Cases like this one cause you to wonder about the textbook. Obviously, it's true that a mere boy cost some really stupid grownups millions of dollars. Man Sang Holdings, which on a normal day trades around 60,000 shares, traded 1.1 million shares the day after Jonathan posted his messages on Yahoo Finance, which suggests that a lot of people read his messages and ran out and bought shares in Man Sang Holdings.

There is only one meaningful difference between the teenage stock manipulator and, say, the typical Wall Street Internet analyst who has been plugging the stocks of doomed companies for the past year: The kid pretended to be more than one person. Mary Meeker -- to take the most prominent example of a Wall Street analyst whose deeply compromised opinion has cost investors billions -- may speak for the thousands of people who work for Morgan Stanley Dean Witter & Co. But, in the end, for better or worse, there's only one of her. Jonathan Lebed spoke for a virtual village of day traders.

The Line Crossed

And that, to the SEC, makes all the difference. I asked an investigator for the SEC who negotiated with Lebed, why it was illegal for someone to put whatever he wanted on Yahoo Finance message boards. He said that if Lebed had posted one or two messages plugging a stock, it wouldn't have been illegal. But at some point, ``between the first and the 300th message he became a crook,'' the investigator said.

That tells you a lot about securities fraud. It's hard to define exactly what it is, but the people who work for the SEC know it when they see it.
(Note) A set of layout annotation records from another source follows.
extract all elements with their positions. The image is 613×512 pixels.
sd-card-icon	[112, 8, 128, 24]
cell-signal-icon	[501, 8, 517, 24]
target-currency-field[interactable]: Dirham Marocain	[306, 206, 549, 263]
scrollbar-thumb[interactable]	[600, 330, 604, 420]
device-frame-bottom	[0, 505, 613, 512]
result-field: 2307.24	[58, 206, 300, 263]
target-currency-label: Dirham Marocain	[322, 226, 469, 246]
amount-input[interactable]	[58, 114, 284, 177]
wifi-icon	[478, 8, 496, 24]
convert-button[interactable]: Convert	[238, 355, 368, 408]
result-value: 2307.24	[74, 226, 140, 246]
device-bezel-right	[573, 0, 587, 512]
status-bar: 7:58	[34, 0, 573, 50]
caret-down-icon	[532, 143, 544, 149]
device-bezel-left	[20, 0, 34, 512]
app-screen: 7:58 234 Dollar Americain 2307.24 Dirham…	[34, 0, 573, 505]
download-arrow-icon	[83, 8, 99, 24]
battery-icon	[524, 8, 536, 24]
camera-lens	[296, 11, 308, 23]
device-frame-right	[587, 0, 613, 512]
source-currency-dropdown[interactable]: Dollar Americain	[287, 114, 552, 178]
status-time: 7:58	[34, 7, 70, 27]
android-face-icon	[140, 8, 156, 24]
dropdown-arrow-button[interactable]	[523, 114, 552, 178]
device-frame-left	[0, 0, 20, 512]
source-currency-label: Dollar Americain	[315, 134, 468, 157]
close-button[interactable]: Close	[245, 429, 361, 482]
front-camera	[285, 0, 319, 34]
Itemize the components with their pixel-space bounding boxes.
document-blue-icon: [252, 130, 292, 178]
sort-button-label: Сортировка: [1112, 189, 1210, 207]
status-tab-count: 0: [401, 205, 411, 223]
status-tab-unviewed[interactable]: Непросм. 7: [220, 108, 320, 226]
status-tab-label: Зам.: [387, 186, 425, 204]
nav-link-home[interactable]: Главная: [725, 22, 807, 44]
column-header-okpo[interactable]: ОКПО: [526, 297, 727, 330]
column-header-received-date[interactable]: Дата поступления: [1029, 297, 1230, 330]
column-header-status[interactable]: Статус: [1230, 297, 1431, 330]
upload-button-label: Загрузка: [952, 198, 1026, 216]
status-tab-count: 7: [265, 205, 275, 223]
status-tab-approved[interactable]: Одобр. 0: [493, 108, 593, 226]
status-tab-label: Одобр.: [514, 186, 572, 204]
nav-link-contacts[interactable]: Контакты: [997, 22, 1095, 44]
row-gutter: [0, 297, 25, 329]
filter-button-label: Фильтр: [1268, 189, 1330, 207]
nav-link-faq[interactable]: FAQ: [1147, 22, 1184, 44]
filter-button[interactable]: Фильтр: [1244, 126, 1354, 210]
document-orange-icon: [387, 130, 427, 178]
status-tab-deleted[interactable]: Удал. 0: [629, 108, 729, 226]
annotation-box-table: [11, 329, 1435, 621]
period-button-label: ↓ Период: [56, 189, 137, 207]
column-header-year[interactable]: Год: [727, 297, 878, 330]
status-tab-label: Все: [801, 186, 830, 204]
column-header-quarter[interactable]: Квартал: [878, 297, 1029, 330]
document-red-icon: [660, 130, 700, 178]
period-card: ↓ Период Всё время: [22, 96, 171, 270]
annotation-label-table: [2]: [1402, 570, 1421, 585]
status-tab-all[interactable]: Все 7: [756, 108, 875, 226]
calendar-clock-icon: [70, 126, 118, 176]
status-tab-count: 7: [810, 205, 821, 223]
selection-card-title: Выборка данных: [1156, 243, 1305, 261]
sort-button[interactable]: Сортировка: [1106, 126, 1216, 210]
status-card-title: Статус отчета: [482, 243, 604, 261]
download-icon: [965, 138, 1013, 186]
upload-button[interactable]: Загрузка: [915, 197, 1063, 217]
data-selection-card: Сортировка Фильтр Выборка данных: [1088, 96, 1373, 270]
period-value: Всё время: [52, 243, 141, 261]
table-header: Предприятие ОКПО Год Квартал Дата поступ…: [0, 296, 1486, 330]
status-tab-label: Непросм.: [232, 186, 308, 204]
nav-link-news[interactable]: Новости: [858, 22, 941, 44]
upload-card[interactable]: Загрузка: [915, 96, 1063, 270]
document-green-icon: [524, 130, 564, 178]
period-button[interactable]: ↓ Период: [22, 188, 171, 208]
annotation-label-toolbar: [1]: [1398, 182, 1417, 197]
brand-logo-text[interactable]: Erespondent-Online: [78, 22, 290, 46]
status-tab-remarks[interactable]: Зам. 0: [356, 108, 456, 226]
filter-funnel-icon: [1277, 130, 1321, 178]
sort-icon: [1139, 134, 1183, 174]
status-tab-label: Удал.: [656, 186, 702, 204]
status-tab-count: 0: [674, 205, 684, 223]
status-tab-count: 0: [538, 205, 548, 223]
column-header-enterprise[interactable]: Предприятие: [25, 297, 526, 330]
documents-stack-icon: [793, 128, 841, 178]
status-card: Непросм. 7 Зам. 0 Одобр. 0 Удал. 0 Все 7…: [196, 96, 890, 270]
Still, I wonder. Would they have gone after young Jonathan if no investors had acted upon his Internet musings? If Jonathan had gone to school and persuaded a few hundred of his classmates to spread a rumor that they had found the next company whose shares would go up 1,000 percent, would the SEC have gotten involved? Of course not. If the shares in Man Sang Holdings had not soared after Jonathan posted his messages, the SEC would not have bothered to track Jonathan down to punish him. Jonathan would have made no money. And no one would have cared what he posted on the message boards.

Who Got Hurt

In short, the SEC's notion of fraud hinges on their belief that people read Lebed's Internet postings and were fooled by them.

This I doubt. There may still be idiots in the world who buy shares in Man Sang Holdings (which is based in Hong Kong and in the pearl business) after a perfect stranger calls it ``the most undervalued stock ever,'' but they aren't customers of Yahoo Finance. The sort of people who buy shares in Man Sang Holdings after they read a publicity blitz on an Internet message board do so because they see a chance to catch a wave. They're betting that whoever was posting the messages would keep on posting them and that the stock would be getting favorable -- if unreasonable -- publicity. That is, they were making exactly the same bet Jonathan Lebed was making, in the hopes that they, too, would make a quick killing.

The usual argument made against the SEC is that, by protecting people from their own stupidity, they only encourage more stupidity. That argument now needs to be updated. The SEC is unable to distinguish between fraud that needs to be prosecuted and fraud that doesn't because it has lost touch with the mind of the American investor.

An Old Image

Our securities police operate with the same black and white mental photograph of the average investor that was taken in 1934, when the securities laws were written. That photograph depicts an ordinary citizen, innocent of the inner workings of the stock market, searching for some place to invest his hard-earned wages, so that he has a nest egg to retire on.

Guess what? He's been dead for years.